I have been banging on here, ever since my first entry, about roasting at low oven settings. A good principle is: decide how long your meat should stay in the oven; roast it at the lowest temperature that will cook it in that time. Belly pork and shoulder of lamb can withstand long cooking, so you turn the dial to low, put in the joints, and forget about them for several hours. Duck, turkey and chicken have lean breasts that dry out easily. You want to speed the cooking, and to burnish the skin, with a high heat; but you do not need that high heat for the entire time that it will take to tenderise the tougher meat on the birds' thighs.

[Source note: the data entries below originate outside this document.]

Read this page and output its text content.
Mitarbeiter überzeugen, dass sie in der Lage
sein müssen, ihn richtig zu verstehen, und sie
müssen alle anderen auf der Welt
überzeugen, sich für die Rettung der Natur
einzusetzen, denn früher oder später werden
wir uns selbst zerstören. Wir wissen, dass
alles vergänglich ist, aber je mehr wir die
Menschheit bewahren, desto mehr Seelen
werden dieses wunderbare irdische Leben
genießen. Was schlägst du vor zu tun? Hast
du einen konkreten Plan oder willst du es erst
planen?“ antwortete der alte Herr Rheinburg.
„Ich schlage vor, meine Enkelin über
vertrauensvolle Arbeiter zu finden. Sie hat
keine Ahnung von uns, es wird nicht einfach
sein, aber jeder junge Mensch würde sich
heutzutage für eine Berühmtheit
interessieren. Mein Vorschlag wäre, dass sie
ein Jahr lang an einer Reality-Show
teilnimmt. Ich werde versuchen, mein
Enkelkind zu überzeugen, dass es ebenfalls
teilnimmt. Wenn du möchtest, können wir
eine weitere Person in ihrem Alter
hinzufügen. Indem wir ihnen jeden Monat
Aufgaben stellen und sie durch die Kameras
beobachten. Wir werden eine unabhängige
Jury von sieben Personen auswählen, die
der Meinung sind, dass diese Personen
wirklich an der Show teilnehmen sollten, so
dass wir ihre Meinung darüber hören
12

When I cooked a duck, I started it at gas mark 6/200 C, and turned down the dial to "S" (about 130 C in my oven) after half an hour. I follow roughly the same procedure with chicken, but usually with the second setting of gas mark 2/150 C. At the weekend, I gambled with the lowest setting. I took the chicken out of the fridge three hours before it was due to go in the oven. I turned on the oven at full heat for 20 minutes before the chicken was due to go in. I turned down the dial to gas mark 6, put in the chicken for half an hour, and turned down the dial to "S".
The 2 kg chicken was cooked, and bronzed, after an hour and fifty minutes. My conclusion is that roasting recipes specify higher oven temperatures than are necessary.